“Hilarious.” I bump his shoulder with mine. “I mean a real question.”
He takes a slow sip of whiskey. “Shoot.”
“Why do you live all the way up here, separate from the main ranch?”
A slight tension appears in his jaw. I’ve touched something. I’m about to backtrack when he answers.
“I told you about the veterans’ program at Havenridge. Guys who need space to figure out how to be human again after—” He stops. Starts over. “The ranch gives us land, work, community.Most of the guys live closer to the main house. Easier access to everything.”
“But not you.”
“Not me.”
“The scars?” I ask softly.
He doesn’t reply straight away. I wait. The silence stretches, but I don’t fill it. I’m learning that Tank talks when he’s ready, and pushing only makes him clam up harder.
“Roadside IED.”
Those two words could be a hundred for what they convey. Pain. Fear. Anger. Gratitude because he’s still here, but it came with a cost.

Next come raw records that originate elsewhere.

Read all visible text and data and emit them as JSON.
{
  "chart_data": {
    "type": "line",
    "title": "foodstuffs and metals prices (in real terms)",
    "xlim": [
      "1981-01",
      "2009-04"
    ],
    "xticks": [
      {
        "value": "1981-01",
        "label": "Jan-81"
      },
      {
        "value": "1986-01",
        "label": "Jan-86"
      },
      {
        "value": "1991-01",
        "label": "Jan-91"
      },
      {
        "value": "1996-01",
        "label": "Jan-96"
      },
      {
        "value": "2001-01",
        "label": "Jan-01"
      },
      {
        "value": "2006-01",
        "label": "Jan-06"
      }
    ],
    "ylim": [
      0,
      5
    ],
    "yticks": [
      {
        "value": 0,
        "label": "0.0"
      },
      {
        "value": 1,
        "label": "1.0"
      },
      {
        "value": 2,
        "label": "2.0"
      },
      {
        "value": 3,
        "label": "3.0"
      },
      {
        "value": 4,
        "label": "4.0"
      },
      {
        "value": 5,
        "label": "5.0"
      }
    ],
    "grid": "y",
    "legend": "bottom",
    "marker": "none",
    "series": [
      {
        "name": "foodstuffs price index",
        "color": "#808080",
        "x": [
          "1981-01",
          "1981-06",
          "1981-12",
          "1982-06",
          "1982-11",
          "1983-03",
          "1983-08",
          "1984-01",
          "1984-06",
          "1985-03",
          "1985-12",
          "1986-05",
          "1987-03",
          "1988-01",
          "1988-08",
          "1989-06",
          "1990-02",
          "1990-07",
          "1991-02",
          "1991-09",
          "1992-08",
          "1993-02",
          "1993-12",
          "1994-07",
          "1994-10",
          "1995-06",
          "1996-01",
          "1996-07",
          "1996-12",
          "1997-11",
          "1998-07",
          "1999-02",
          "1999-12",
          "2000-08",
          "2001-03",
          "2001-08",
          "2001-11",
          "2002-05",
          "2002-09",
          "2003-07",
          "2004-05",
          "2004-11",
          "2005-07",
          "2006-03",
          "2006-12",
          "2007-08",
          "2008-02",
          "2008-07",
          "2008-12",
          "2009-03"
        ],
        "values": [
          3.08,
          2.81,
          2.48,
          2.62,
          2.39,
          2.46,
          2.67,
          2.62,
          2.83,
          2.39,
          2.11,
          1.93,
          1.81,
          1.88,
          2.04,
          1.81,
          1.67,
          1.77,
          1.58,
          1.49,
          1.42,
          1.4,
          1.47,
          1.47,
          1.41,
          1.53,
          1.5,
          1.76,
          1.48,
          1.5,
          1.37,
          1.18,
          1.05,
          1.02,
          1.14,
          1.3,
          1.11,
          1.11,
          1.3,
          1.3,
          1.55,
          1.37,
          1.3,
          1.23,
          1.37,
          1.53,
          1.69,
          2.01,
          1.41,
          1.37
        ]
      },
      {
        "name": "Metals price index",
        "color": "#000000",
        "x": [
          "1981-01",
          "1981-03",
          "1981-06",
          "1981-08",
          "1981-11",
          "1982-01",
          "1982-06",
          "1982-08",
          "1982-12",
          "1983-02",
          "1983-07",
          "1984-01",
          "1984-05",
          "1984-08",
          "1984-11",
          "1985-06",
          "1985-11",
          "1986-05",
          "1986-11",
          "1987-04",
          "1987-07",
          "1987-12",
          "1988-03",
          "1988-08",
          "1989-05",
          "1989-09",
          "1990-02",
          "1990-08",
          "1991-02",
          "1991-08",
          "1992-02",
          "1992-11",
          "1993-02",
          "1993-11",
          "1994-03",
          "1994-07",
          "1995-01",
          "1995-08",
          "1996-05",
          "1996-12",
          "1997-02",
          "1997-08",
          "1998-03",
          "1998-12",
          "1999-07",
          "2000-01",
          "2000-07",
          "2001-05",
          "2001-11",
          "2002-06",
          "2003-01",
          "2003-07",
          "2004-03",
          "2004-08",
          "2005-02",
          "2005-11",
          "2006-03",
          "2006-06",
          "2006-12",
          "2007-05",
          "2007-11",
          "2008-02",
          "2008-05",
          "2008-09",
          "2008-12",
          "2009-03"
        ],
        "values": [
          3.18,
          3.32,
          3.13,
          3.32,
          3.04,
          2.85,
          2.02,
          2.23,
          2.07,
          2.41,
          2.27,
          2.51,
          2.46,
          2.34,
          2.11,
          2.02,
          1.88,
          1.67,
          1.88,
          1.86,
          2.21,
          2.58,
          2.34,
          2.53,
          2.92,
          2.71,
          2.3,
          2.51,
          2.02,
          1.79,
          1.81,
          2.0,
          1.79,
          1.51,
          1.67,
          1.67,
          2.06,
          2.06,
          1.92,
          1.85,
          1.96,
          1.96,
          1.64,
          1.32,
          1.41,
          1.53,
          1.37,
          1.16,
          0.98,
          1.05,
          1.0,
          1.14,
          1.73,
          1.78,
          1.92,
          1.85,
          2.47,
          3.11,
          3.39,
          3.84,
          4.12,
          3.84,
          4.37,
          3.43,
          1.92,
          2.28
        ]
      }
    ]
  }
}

“But to answer your question is… I’m too much,” he finally says. The words come out rough, almost reluctant. “Too loud. Too intense. My nightmares used to wake the others. I’d be up at three a.m., making noise, pacing, and the guys on either side of me were losing sleep trying to pretend they didn’t hear.”
My chest tightens. “So you exiled yourself to protect them from… what? Your personality?”
“Something like that.”
“That’s the dumbest thing I’ve ever heard.”
He turns to look at me, eyebrows raised. “Excuse me?”
“You heard me.” I set my glass down, shifting to face him fully. “You’re telling me you built yourself a cabin in the middle of nowhere because you were worried about being too much for the people who love you?”
“It’s more complicated than?—”
“It’s not complicated at all. It’s self-imposed solitary confinement disguised as consideration.” I poke his chest, which is as solid as a brick wall under my finger, and electricity shoots up my arm. I ignore it. “News flash, Mountain Man: the people who actually care about you would rather lose a little sleep than lose you.”
He stares at me for a long moment. “You always this bossy?”
“Only when people are being idiots.”
“Good to know where I stand.”
“Rock bottom. Absolute moron.” I pick up my glass and take a sip. “For the record? You don’t overwhelm me. You take up exactly the right amount of space.”
Something flickers across his face—surprise, maybe. Or hope.
“Now tell me about these brothers of yours. The ones you’re apparently protecting from youroverwhelming presence.”
His laugh pops up out of nowhere. Deep and genuine. It transforms his whole face, crinkling the corners of his eyes, splitting his beard with a grin that makes my stomach flip.
Oh. Oh, no.
“You really want to know?”
“I asked, didn’t I?”
He leans back, bracing himself on one hand. The movement brings him closer, and his shoulder presses against mine, but I don’t pull away.